Déperditions réelles expérimentales, pour 18
°C intérieurs par — 7° C extérieurs : 4 800
kcal. Coefficient G (cal par m3 pour 1°) :
0,9 kcal.
Dimensions des appareils :
— solaire eau chaude : surface des capteurs
: 35 m2 ; volume du réservoir solaire : 3
000 1.
— solaire air chaud : surface des capteurs :
30 m2 ; volume de l'accumulateur à pierres :
11 m3.
Economie d'énergie procurée par le soleil.

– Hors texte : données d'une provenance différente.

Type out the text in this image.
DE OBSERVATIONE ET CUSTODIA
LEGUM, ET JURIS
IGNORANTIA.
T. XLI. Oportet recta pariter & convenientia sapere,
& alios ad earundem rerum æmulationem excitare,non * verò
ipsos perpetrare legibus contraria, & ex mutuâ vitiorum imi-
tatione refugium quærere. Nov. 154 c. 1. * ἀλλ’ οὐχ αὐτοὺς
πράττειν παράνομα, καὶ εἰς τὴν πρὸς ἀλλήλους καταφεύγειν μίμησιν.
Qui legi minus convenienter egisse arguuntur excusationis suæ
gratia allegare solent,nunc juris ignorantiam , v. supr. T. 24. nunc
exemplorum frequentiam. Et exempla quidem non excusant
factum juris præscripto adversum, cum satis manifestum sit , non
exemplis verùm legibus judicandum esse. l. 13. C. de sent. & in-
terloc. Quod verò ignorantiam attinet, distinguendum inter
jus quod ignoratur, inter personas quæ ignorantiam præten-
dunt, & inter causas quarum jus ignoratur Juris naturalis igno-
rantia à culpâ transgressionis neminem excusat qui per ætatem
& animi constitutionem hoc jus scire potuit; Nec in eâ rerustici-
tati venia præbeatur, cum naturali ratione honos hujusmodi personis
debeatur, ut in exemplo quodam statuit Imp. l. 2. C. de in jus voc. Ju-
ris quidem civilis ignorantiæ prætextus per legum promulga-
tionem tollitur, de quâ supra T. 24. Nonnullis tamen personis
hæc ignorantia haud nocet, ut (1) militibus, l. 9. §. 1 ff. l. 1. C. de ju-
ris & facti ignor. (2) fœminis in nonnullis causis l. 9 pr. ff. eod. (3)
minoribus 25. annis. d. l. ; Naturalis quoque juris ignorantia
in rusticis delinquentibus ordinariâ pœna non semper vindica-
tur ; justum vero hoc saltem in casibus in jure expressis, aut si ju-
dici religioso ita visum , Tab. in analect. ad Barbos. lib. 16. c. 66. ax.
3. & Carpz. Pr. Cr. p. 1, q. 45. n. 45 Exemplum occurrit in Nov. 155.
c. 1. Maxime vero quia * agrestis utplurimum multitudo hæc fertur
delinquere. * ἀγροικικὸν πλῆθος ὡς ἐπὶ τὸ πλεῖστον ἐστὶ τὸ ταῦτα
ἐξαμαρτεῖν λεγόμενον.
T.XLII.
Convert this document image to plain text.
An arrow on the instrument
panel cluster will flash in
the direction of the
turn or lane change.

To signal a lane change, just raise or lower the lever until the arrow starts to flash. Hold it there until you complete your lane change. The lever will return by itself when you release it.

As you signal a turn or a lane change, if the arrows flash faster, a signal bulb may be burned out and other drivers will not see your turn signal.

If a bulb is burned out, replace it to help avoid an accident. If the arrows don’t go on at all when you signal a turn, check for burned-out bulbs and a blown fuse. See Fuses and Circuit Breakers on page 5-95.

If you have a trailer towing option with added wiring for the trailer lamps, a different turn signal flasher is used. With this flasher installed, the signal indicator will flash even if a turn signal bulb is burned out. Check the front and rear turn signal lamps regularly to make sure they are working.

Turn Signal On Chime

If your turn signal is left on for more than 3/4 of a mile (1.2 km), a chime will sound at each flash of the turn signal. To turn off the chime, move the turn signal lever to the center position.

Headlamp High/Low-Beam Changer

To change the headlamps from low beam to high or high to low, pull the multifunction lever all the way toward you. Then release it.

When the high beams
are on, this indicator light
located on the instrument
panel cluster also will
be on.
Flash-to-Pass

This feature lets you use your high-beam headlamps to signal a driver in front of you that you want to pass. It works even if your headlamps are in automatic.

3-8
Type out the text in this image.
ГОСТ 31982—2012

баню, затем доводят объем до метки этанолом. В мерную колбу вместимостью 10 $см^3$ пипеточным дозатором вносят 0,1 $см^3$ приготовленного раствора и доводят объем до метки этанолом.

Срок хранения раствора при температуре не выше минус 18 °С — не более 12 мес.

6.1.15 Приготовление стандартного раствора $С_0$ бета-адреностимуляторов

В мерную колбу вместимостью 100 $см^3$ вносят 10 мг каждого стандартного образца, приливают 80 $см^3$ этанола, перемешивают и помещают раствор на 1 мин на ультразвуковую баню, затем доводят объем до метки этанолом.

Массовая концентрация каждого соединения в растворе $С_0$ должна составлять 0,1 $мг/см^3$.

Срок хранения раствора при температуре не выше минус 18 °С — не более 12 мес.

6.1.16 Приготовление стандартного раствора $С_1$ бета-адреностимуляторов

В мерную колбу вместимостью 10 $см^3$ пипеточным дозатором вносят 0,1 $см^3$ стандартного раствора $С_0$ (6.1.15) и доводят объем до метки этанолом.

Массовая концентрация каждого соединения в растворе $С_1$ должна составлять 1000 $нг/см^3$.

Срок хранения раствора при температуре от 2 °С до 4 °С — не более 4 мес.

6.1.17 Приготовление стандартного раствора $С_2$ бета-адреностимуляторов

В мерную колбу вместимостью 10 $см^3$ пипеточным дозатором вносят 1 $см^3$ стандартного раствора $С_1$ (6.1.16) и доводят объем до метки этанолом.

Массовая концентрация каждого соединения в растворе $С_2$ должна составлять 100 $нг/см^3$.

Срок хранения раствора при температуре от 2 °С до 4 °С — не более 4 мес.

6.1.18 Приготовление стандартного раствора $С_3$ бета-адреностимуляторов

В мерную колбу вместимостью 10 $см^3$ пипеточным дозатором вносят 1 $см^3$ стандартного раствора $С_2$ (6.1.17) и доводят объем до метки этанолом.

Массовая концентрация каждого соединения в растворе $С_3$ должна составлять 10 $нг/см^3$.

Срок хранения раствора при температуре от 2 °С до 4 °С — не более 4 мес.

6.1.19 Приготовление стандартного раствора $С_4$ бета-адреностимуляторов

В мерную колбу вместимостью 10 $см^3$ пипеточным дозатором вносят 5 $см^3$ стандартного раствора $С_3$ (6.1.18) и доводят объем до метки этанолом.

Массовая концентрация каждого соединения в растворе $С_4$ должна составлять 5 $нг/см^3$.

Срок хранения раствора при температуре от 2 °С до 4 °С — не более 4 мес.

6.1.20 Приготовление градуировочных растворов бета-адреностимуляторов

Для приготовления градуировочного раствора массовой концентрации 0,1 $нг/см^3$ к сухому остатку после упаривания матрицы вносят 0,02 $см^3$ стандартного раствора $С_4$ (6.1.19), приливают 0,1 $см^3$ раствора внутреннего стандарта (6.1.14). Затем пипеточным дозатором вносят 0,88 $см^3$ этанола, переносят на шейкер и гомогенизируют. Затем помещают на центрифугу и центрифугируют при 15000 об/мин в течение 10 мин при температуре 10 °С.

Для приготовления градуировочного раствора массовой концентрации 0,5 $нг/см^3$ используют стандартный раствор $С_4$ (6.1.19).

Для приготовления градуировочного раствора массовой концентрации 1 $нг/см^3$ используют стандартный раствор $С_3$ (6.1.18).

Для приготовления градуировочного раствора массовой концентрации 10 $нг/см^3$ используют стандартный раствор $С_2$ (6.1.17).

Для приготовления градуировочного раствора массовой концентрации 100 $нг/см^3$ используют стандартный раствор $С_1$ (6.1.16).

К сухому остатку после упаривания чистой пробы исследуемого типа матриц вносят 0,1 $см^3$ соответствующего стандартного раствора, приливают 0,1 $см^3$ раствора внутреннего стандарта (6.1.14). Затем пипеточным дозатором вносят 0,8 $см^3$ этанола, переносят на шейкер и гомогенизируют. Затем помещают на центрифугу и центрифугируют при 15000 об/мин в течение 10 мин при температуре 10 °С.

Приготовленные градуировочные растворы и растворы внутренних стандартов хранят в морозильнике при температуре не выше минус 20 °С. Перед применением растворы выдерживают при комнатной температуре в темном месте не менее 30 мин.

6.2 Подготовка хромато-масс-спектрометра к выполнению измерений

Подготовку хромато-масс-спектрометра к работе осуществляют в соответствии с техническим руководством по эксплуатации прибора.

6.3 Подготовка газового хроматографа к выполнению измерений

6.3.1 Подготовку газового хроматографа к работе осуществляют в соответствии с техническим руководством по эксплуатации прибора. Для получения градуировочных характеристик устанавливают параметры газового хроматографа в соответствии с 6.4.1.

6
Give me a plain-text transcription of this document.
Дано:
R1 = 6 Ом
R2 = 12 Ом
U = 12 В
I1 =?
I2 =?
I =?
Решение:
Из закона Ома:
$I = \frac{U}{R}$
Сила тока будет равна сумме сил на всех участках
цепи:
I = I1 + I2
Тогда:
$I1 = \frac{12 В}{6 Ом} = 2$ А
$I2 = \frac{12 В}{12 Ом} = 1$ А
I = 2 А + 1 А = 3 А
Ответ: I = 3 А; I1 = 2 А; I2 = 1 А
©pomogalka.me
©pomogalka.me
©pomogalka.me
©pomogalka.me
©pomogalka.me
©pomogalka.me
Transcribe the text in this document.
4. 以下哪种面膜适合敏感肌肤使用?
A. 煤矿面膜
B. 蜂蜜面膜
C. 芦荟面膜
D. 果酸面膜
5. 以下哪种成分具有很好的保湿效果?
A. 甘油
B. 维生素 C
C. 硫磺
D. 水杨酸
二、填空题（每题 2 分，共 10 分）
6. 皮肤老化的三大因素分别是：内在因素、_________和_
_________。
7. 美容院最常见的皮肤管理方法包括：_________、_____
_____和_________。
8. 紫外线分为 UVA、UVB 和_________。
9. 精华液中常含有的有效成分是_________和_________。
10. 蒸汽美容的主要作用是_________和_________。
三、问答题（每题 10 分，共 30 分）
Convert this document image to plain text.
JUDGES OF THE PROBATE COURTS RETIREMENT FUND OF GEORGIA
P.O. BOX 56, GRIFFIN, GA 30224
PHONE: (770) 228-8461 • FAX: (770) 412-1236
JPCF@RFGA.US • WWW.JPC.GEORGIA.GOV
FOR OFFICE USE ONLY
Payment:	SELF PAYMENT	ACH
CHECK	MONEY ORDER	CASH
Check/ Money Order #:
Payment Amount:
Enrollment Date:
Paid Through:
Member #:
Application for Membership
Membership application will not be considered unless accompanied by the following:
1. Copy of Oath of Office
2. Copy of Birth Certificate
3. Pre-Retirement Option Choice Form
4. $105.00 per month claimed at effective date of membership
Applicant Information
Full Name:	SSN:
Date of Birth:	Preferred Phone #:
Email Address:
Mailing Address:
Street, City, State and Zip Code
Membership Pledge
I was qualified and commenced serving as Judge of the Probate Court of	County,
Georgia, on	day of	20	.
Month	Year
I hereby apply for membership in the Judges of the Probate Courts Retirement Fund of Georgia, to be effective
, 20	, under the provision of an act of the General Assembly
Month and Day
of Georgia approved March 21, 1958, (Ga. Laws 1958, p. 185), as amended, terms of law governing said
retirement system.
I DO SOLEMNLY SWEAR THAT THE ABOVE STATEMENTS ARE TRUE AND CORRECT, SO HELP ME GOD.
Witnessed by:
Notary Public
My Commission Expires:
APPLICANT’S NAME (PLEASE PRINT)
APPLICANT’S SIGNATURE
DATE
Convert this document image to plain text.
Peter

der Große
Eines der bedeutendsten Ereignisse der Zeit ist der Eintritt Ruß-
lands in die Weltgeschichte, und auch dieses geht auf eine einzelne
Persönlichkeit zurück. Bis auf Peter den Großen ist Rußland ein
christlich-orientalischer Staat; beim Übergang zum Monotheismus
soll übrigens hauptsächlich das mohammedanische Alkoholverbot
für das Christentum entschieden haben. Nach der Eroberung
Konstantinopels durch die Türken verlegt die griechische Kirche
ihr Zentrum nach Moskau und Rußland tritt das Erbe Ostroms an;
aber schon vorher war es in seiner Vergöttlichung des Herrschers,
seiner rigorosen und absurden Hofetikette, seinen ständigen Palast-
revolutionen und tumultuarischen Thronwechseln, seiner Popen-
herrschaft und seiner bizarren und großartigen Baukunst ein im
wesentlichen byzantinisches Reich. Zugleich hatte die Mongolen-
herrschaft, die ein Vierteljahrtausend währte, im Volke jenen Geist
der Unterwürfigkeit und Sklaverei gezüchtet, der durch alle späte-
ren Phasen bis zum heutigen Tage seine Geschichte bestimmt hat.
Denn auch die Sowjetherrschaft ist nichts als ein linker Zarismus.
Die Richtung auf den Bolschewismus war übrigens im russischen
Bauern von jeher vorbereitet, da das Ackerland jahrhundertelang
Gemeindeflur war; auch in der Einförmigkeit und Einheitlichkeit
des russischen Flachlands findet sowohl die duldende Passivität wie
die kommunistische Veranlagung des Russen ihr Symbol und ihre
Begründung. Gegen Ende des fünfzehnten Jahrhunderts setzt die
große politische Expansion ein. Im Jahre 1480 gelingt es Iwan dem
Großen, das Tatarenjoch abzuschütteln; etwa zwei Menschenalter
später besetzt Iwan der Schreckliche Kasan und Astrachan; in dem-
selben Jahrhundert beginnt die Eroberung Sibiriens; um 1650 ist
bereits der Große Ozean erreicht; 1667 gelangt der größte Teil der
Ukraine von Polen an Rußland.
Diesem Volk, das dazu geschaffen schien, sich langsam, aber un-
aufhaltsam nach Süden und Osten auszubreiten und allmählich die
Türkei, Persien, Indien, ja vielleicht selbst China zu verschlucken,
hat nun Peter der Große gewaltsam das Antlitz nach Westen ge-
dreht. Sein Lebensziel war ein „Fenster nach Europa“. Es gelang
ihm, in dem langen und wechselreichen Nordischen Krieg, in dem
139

Lors des premières installations de
chauffage solaire, des techniciens ont voulu
calculer les économies procurées par le
soleil, en mesurant, pendant une saison, la
consommation du chauffage d'appoint d'un
pavillon équipé d'un chauffage solaire
actif, et en calculant quelle aurait été la
consommation d'énergie sans l'installation
solaire. Ce dernier calcul était effectué
avec les coefficients de déperditions
traditionnels et conduisait à une
surévaluation de l'économie de 15 à 20%. En
effet, les coefficients de déperditions
servant à déterminer la puissance maximale
d'un chauffage sont prévus pour les
conditions les plus défavorables : grand
vent, matériaux humides, etc. Il en résulte
que, pour l'ensemble d'une saison, ils sont
trop forts et conduisent à une estimation
excessive. En opérant sur un groupe de trois
pavillons identiques, équipés l'un d'un
chauffage solaire à eau chaude, l'autre d'un
chauffage solaire à air chaud, et un
troisième chauffé uniquement à l'électricité
et servant de témoin, il m'a été possible de
déterminer, expérimentalement, avec rigueur,
les besoins énergétiques sans chauffage
solaire et avec des chauffages solaires à
eau et à air. L'économie procurée par les
chauffages solaires est la différence entre
la consommation d'énergie du pavillon témoin
et des pavillons solaires. En Picardie, lors
d'une première saison, il a été obtenu une
économie de 33% avec l'installation
traditionnelle décrite précédemment et des
surfaces de chauffe alimentées à une
température moyenne de 50°C au cours de la
saison. En modifiant l'installation, en
particulier en faisant passer directement
l'eau solaire dans l'installation quand elle
n'est pas à une température excessive, et en
modifiant la régulation, il a été possible
de réduire les pertes par le ballon,
l'économie devenant 40%. Enfin, en
remplaçant les surfaces de chauffe
constituées par des radiateurs, par un
chauffage par le sol dont la température
moyenne de l'eau est de l'ordre de 26° à 38°
en moyenne pendant la saison, il a été
possible de porter cette économie à 49%.
Probablement, avec de meilleurs insolateurs,
pourrait-on atteindre une économie de
l'ordre de 51 à 52%. En gros, on peut
admettre que cette économie est de 50%.